Vielleicht war es gerade die junge, glückliche Liebe des Spürer-Pärchens Rosalie und Dawson, die Artnus neuerdings auf die Idee für ein Date brachte. Es war durchaus verständlich, wenn das Liebesglück, das er nun täglich vor Augen hatte, Sehnsüchte in ihm weckte. Das konnte Fee gut nachvollziehen, denn ihr ging es nicht anders.

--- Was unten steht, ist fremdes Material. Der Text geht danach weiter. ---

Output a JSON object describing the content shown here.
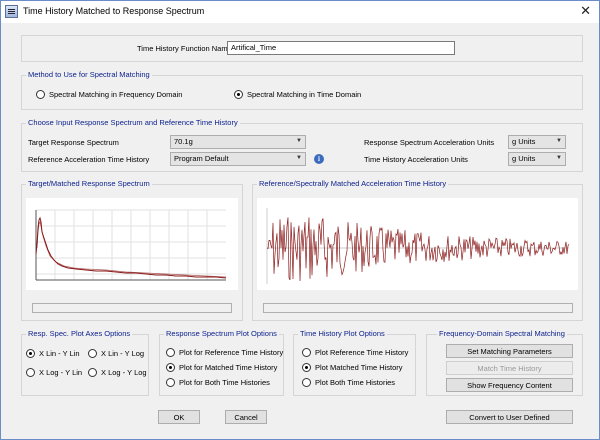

»Dann gib den beiden Bescheid, damit sie dich nicht vermissen.«
Er schüttelte den Kopf. »Das werden sie nicht. Ich habe ihnen schon gesagt, dass es später werden könnte.«
Fee seufzte, weil er sie damit an die bevorstehende Diskussion erinnerte. »Denkst du, die Versammlung wird so lange dauern?«
Gequält sah sie auf das Versammlungsgebäude zwischen dem Haus der Seher und dem Haus der Lichtwesen.
Artnus zuckte mit den Schultern. »Wer weiß.«
Von der Seite musterte Fee ihn nachdenklich. Wusste er, warum sie an diesem Nachmittag zusammengerufen wurden?
»Fee!«, brüllte Noctrius ungeduldig vom Eingang. »Du bist spät dran!«
Der Schwarzmagier verschränkte die Arme vor der Brust und wartete, bis sie bei ihm ankamen. Natürlich galt sein vorwurfsvoller Ton in erster Linie der Tatsache, dass sie mit Artnus gesprochen hatte. Die Feindschaft der beiden Männer hatte eine neue Intensität erreicht, seit Noctrius die Lebensführung der Spürer überwachte. Ein Recht, das er sich herausgenommen hatte, nachdem Artnus vorgeschlagen hatte, die letzten Spürer von Grey zu lösen, damit sie ihre letzten Monate in Frieden verbringen konnten. Für Noctrius war das offenbar so etwas wie Hochverrat, dabei hatte er davor wenig Interesse an den Spürern gezeigt.